Staff Pick
Written in beautiful, poetic fragments, Plums for Months abounds with the challenges Zaji Cox faced growing up, but, more importantly, is suffused with the joy that can’t help but overflow from this unique, imaginative, thoughtful human. Recommended By Gigi L., Powells.com
Synopses & Reviews
As a neurodivergent child in a hundred-year-old house, Zaji Cox collects grammar books, second-hand toys, and sightings of feral cats. She dances and cartwheels through self-discovery and doubt, guided by her big sister and their devoted single mother. Through short essays that evoke the abundant imagination of childhood, Plums for Months explores the challenges of growing up mixed race and low-income on the outskirts of Portland, Oregon.
Review
"Plums For Months is one of the most beautiful books I have ever read, or held, and one which defies every category. It leaves me not knowing what to call it so I'll just call it MAGIC."
Jennifer Pastiloff, bestselling author of On Being Human
Review
"Zaji Cox has given the world the profound gift of re-imagining. By rendering reality in fragments, glimpses, lyric reveries and narrative pulses, she has opened up her own experience — with tremendous generosity and compassion — to illuminate how difference is a place of endlessly generative passion. This book is a poetic lovesong as big as the cosmos. This book brings me back to life."

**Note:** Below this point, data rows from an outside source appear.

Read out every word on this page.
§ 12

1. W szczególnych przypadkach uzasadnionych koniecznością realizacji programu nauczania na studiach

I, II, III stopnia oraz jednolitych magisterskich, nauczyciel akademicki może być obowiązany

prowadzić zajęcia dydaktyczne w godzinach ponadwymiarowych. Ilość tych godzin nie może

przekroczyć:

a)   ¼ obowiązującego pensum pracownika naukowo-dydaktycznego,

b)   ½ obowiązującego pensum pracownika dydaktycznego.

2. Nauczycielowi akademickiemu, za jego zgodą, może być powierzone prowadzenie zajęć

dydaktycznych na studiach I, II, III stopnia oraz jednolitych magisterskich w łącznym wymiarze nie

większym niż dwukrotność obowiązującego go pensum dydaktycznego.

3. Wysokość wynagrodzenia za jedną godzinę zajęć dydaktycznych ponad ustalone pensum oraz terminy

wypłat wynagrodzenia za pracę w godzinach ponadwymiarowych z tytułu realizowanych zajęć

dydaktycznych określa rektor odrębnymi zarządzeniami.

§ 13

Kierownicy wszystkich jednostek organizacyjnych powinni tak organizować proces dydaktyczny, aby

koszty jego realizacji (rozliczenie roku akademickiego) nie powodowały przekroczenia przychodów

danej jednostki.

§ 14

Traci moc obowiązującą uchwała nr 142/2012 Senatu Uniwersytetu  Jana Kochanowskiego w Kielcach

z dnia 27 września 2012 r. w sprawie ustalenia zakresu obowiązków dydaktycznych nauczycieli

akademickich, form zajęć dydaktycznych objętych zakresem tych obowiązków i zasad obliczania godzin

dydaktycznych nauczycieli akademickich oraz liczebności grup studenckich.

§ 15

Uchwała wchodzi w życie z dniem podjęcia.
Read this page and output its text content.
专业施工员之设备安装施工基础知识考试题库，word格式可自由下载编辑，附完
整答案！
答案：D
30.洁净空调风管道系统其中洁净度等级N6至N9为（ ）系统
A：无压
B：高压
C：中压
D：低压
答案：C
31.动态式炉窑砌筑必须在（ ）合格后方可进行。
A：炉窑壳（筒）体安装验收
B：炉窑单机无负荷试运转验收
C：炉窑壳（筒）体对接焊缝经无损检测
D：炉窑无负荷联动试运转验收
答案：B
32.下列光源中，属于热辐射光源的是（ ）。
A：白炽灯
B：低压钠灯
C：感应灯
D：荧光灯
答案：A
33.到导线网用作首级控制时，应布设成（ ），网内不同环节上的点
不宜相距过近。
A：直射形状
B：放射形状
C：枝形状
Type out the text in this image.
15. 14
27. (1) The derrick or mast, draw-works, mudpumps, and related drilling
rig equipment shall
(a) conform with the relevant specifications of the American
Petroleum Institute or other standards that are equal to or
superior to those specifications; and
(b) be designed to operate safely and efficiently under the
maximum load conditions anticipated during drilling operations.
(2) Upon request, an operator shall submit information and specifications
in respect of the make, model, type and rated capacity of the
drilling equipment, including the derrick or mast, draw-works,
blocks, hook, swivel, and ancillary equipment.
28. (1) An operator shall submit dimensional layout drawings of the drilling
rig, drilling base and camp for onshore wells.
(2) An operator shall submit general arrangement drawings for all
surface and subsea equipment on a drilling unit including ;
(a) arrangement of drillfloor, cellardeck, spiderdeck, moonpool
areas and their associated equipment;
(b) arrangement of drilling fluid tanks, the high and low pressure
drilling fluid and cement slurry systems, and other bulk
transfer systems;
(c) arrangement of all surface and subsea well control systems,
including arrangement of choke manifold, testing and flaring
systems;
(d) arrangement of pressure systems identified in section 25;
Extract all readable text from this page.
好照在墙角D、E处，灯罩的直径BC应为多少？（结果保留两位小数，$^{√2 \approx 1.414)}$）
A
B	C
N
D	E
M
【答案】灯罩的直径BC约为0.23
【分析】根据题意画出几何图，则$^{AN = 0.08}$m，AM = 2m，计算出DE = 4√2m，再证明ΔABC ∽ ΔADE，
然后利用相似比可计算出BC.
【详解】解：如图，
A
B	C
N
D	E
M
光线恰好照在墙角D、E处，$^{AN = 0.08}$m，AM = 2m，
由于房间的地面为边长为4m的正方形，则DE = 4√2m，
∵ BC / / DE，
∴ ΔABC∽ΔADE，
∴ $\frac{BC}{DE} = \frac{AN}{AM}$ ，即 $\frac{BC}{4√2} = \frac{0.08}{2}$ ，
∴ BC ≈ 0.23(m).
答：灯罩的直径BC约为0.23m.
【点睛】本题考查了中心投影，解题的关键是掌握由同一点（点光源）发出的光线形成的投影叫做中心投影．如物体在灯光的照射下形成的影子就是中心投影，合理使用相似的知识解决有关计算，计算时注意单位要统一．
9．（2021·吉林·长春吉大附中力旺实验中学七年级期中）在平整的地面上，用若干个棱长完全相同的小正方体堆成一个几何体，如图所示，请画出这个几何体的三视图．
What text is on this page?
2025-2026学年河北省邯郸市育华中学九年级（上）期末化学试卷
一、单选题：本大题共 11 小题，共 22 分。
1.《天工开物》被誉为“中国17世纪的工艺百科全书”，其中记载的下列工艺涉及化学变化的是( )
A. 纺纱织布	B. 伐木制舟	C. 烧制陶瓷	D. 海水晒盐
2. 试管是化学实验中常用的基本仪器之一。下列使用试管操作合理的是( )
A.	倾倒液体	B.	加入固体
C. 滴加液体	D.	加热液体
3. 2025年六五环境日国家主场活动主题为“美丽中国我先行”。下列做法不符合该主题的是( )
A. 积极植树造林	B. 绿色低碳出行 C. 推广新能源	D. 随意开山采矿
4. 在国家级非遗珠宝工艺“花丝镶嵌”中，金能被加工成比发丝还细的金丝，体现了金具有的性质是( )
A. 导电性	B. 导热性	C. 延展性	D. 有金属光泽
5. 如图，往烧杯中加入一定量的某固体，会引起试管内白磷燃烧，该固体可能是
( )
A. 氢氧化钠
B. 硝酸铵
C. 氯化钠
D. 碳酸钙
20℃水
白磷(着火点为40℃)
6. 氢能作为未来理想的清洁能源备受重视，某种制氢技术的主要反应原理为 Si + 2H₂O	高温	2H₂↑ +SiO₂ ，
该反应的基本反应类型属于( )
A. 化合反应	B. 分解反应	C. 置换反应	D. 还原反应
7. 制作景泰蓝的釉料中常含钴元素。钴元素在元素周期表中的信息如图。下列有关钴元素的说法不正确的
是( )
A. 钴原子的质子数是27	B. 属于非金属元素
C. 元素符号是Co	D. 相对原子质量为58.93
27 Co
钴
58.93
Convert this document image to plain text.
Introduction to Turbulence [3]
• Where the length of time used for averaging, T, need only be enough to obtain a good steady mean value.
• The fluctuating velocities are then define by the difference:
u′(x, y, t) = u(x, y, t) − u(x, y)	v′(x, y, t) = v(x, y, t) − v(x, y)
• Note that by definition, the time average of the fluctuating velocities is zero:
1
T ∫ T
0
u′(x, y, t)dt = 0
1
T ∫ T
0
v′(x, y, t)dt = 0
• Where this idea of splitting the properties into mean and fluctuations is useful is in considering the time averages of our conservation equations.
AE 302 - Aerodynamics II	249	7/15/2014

Lidia Yuknavitch, author of Thrust
Review
"I fell in love. With every page, more and more. Zaji Cox 's beautiful memoir, Plums for Months, is an intimate portrait of a girl so smart and so wise and so open about her fears and insecurities that I wanted to wrap my arms around the very pages I was reading. Yes, Cox is acutely aware of the ways she is different. But her earnest struggle and all her obvious strengths are the picture of a hero. This is a story of precise particularity that is also somehow universal. It is a beautiful work of pain and wonder. If you have a beating heart, you can relate."
Liz Scott, author of This Never Happened
Review
"While every neurodiverse person is unique, it is in the relatable observations and unique worldview that Zaji Cox's vignettes shine. An amalgamate anthem, Plums for Months shows how to seek solitude, coping, and comfort in everyday interactions."
Joe Biel, author of Good Trouble: Building a Successful Life & Business with Autism
About the Author
Zaji Cox wrote her first short story at age nine. A dancer, model, and artist, she has performed at the PDX Poetry Festival, Survival of the Feminist reading series, Corporeal Writing's LOOP, and the Northwest Folklife Festival. She holds a bachelor's degree in English and her writing can be found in Pathos Literary Magazine, Entropy, The Portland Metrozine, Cultural Daily, CARE Covid Art REsource, and the anthology 2020: The Year of the Asterisk (University of Hell Press).